In 2014, HII acquired UniversalPegasus International and Stoller Newport News Nuclear to expand in the nuclear energy and oil & gas markets. Those acquisitions were the result of the company's strategy to use its engineering and energy related expertise to expand its position in the energy marketplace. Even if currently the oil & gas industry is in crisis and companies cannot afford to lose money on engineering, project, or construction management services, these acquisitions can create a great opportunity of growth to a company that is facing limited growth potential. Since 2011, the service revenue grew each year, which is not the case for the product revenue. Service revenue went up by 22% the year of the acquisitions and grew by 9% between 2014 and 2015, representing more and more weight of the total revenue. With an oil & gas industry that is globally expanding, especially with new technologies and new fracking methods, and with current extremely low prices, the future can only be brighter.
Given its exceptional market position, HII will have large and guaranteed revenues for several tens of years by the world's safest and largest customer. The company already achieved considerable improvement in profitability and leverage, which made its margins in line with the industry even if its activity is supposed to be less profitable than the other Aerospace & Defense activities. The company will continue its strategy of performance improvement, cost reduction, consolidation of operations and disposal of overcapacity. The strong and sustainable cash generation incited the company to continue its constant dividend increase. Since 2012, the company is constantly increasing its stock repurchase program, giving investors strong confidence in the future of the company. In order to address the slow revenue growth, the company is using its expertise in the energy sector to expand into the nuclear energy and oil & gas markets. Such acquisitions and expansion can bring more growth to the company in the long run and can also increase its profitability. The stock is one of the least risky currently available on the market, but is still able to bring capital gain in line or superior to the market and the industry. That is making the stock a perfect fit to any portfolio looking for stocks that are able to decrease risks. Indeed, even if HII's stock may not be able to bring huge returns, it will bring a relatively good amount of safe returns. Given its activity, the company will not be impacted by economic downturn or even recession. Of course, it will still be impacted by change in fiscal and monetary policies, as well as the stock market. The only firm-specific event able to turn the price down (most contracts are granted to HII by default) are bad earnings, which will only have a temporary effect and may create buying opportunities.

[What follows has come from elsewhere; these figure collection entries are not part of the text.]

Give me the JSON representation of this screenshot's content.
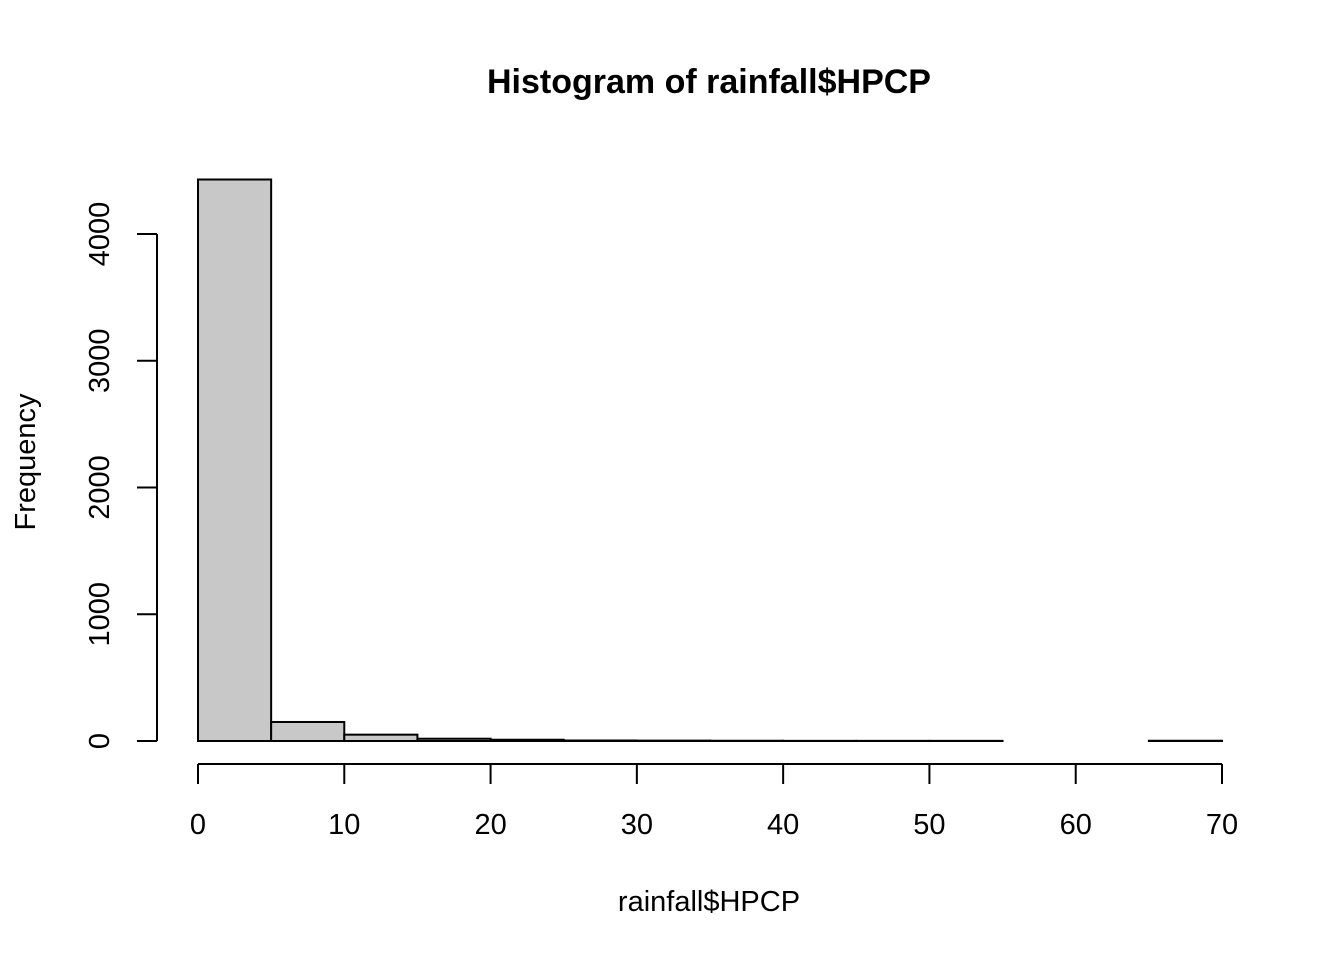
{
  "chart_data": {
    "type": "bar",
    "title": "Histogram of rainfall$HPCP",
    "xlabel": "rainfall$HPCP",
    "ylabel": "Frequency",
    "bin_width": 5,
    "bins": [
      {
        "x0": 0,
        "x1": 5,
        "count": 4430
      },
      {
        "x0": 5,
        "x1": 10,
        "count": 150
      },
      {
        "x0": 10,
        "x1": 15,
        "count": 50
      },
      {
        "x0": 15,
        "x1": 20,
        "count": 18
      },
      {
        "x0": 20,
        "x1": 25,
        "count": 10
      },
      {
        "x0": 25,
        "x1": 30,
        "count": 4
      },
      {
        "x0": 30,
        "x1": 35,
        "count": 3
      },
      {
        "x0": 35,
        "x1": 40,
        "count": 2
      },
      {
        "x0": 40,
        "x1": 45,
        "count": 1
      },
      {
        "x0": 45,
        "x1": 50,
        "count": 1
      },
      {
        "x0": 50,
        "x1": 55,
        "count": 1
      },
      {
        "x0": 55,
        "x1": 60,
        "count": 0
      },
      {
        "x0": 60,
        "x1": 65,
        "count": 0
      },
      {
        "x0": 65,
        "x1": 70,
        "count": 2
      }
    ],
    "xlim": [
      0,
      70
    ],
    "ylim": [
      0,
      4430
    ],
    "xticks": [
      0,
      10,
      20,
      30,
      40,
      50,
      60,
      70
    ],
    "yticks": [
      0,
      1000,
      2000,
      3000,
      4000
    ],
    "grid": false,
    "legend": "none",
    "bar_color": "#c8c8c8",
    "edge_color": "#000000"
  }
}
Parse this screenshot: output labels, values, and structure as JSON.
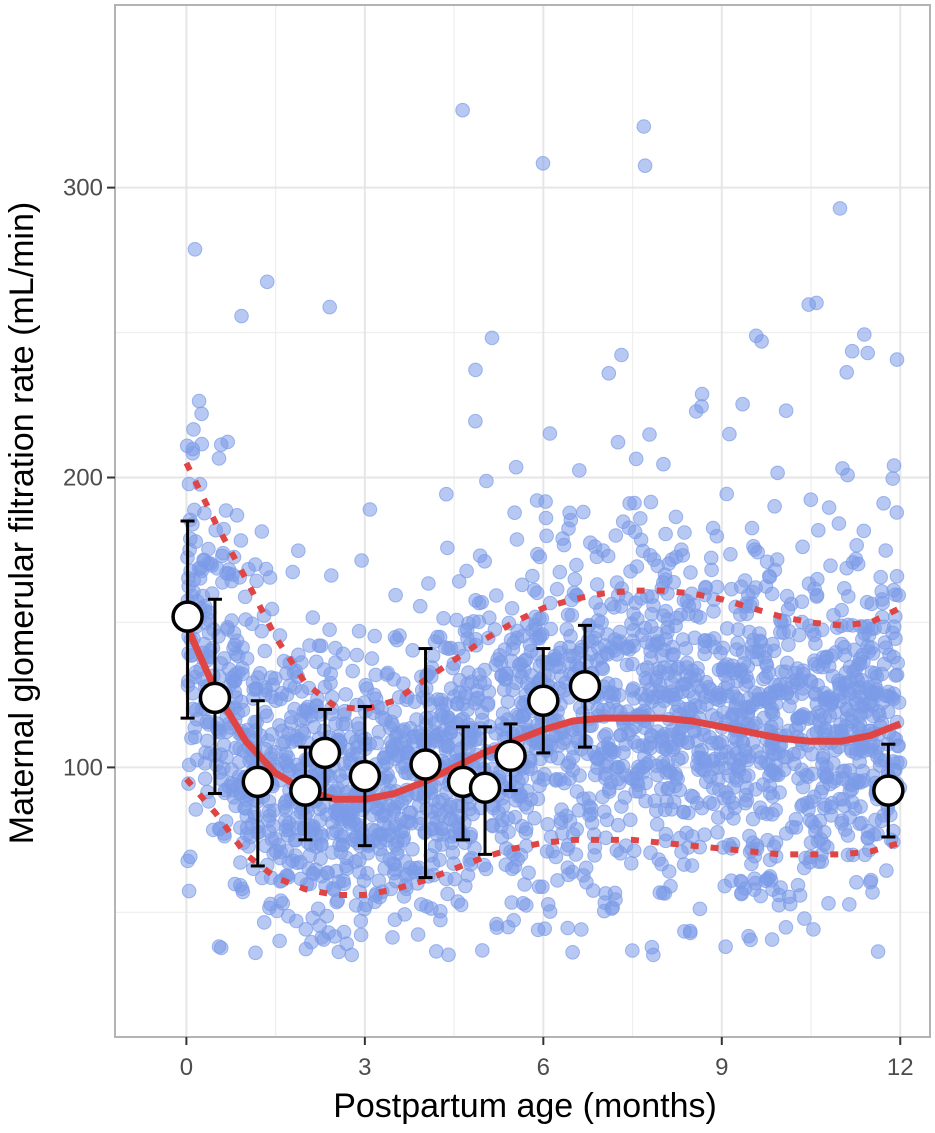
{
  "chart_data": {
    "type": "scatter",
    "title": "",
    "xlabel": "Postpartum age (months)",
    "ylabel": "Maternal glomerular filtration rate (mL/min)",
    "xlim": [
      -1.2,
      12.5
    ],
    "ylim": [
      7,
      363
    ],
    "x_ticks": [
      0,
      3,
      6,
      9,
      12
    ],
    "y_ticks": [
      100,
      200,
      300
    ],
    "grid": true,
    "legend": "none",
    "colors": {
      "points": "#7b9be8",
      "fit_line": "#e04545",
      "band_line": "#e04545",
      "group_marker_fill": "#ffffff",
      "group_marker_stroke": "#000000",
      "panel_border": "#b3b3b3",
      "grid": "#e6e6e6",
      "axis_text": "#4d4d4d"
    },
    "points_note_count": 2600,
    "fit_line": {
      "x": [
        0,
        0.5,
        1,
        1.5,
        2,
        2.5,
        3,
        3.5,
        4,
        4.5,
        5,
        5.5,
        6,
        6.5,
        7,
        7.5,
        8,
        8.5,
        9,
        9.5,
        10,
        10.5,
        11,
        11.5,
        12
      ],
      "y": [
        149,
        126,
        109,
        98,
        92,
        89,
        89,
        91,
        95,
        100,
        105,
        109,
        113,
        116,
        117,
        117,
        117,
        116,
        114,
        112,
        110,
        109,
        109,
        111,
        115
      ]
    },
    "upper_band": {
      "x": [
        0,
        0.5,
        1,
        1.5,
        2,
        2.5,
        3,
        3.5,
        4,
        4.5,
        5,
        5.5,
        6,
        6.5,
        7,
        7.5,
        8,
        8.5,
        9,
        9.5,
        10,
        10.5,
        11,
        11.5,
        12
      ],
      "y": [
        205,
        184,
        165,
        145,
        129,
        121,
        120,
        123,
        130,
        137,
        144,
        150,
        155,
        158,
        160,
        161,
        161,
        160,
        158,
        155,
        152,
        150,
        149,
        150,
        155
      ]
    },
    "lower_band": {
      "x": [
        0,
        0.5,
        1,
        1.5,
        2,
        2.5,
        3,
        3.5,
        4,
        4.5,
        5,
        5.5,
        6,
        6.5,
        7,
        7.5,
        8,
        8.5,
        9,
        9.5,
        10,
        10.5,
        11,
        11.5,
        12
      ],
      "y": [
        96,
        84,
        70,
        62,
        58,
        56,
        56,
        58,
        61,
        65,
        69,
        72,
        74,
        75,
        75,
        75,
        74,
        73,
        72,
        71,
        70,
        70,
        70,
        71,
        74
      ]
    },
    "group_means": [
      {
        "x": 0.02,
        "y": 152,
        "lo": 117,
        "hi": 185
      },
      {
        "x": 0.48,
        "y": 124,
        "lo": 91,
        "hi": 158
      },
      {
        "x": 1.2,
        "y": 95,
        "lo": 66,
        "hi": 123
      },
      {
        "x": 2.0,
        "y": 92,
        "lo": 75,
        "hi": 107
      },
      {
        "x": 2.33,
        "y": 105,
        "lo": 89,
        "hi": 120
      },
      {
        "x": 3.0,
        "y": 97,
        "lo": 73,
        "hi": 121
      },
      {
        "x": 4.02,
        "y": 101,
        "lo": 62,
        "hi": 141
      },
      {
        "x": 4.65,
        "y": 95,
        "lo": 75,
        "hi": 114
      },
      {
        "x": 5.02,
        "y": 93,
        "lo": 70,
        "hi": 114
      },
      {
        "x": 5.45,
        "y": 104,
        "lo": 92,
        "hi": 115
      },
      {
        "x": 6.0,
        "y": 123,
        "lo": 105,
        "hi": 141
      },
      {
        "x": 6.7,
        "y": 128,
        "lo": 107,
        "hi": 149
      },
      {
        "x": 11.8,
        "y": 92,
        "lo": 76,
        "hi": 108
      }
    ]
  }
}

Given all of these reasons, I reckon HII is the perfect addition to very efficient Aerospace & Defense stocks with huge potential like Lockheed Martin (NYSE:LMT), Boeing (NYSE:BA), Honeywell (NYSE:HON), General Dynamics, Raytheon, (NYSE:RTN), Northrop Grumman, and Orbital ATK (NYSE:OA).
Disclosure: I/we have no positions in any stocks mentioned, and no plans to initiate any positions within the next 72 hours.
I wrote this article myself, and it expresses my own opinions. I am not receiving compensation for it. I have no business relationship with any company whose stock is mentioned in this article.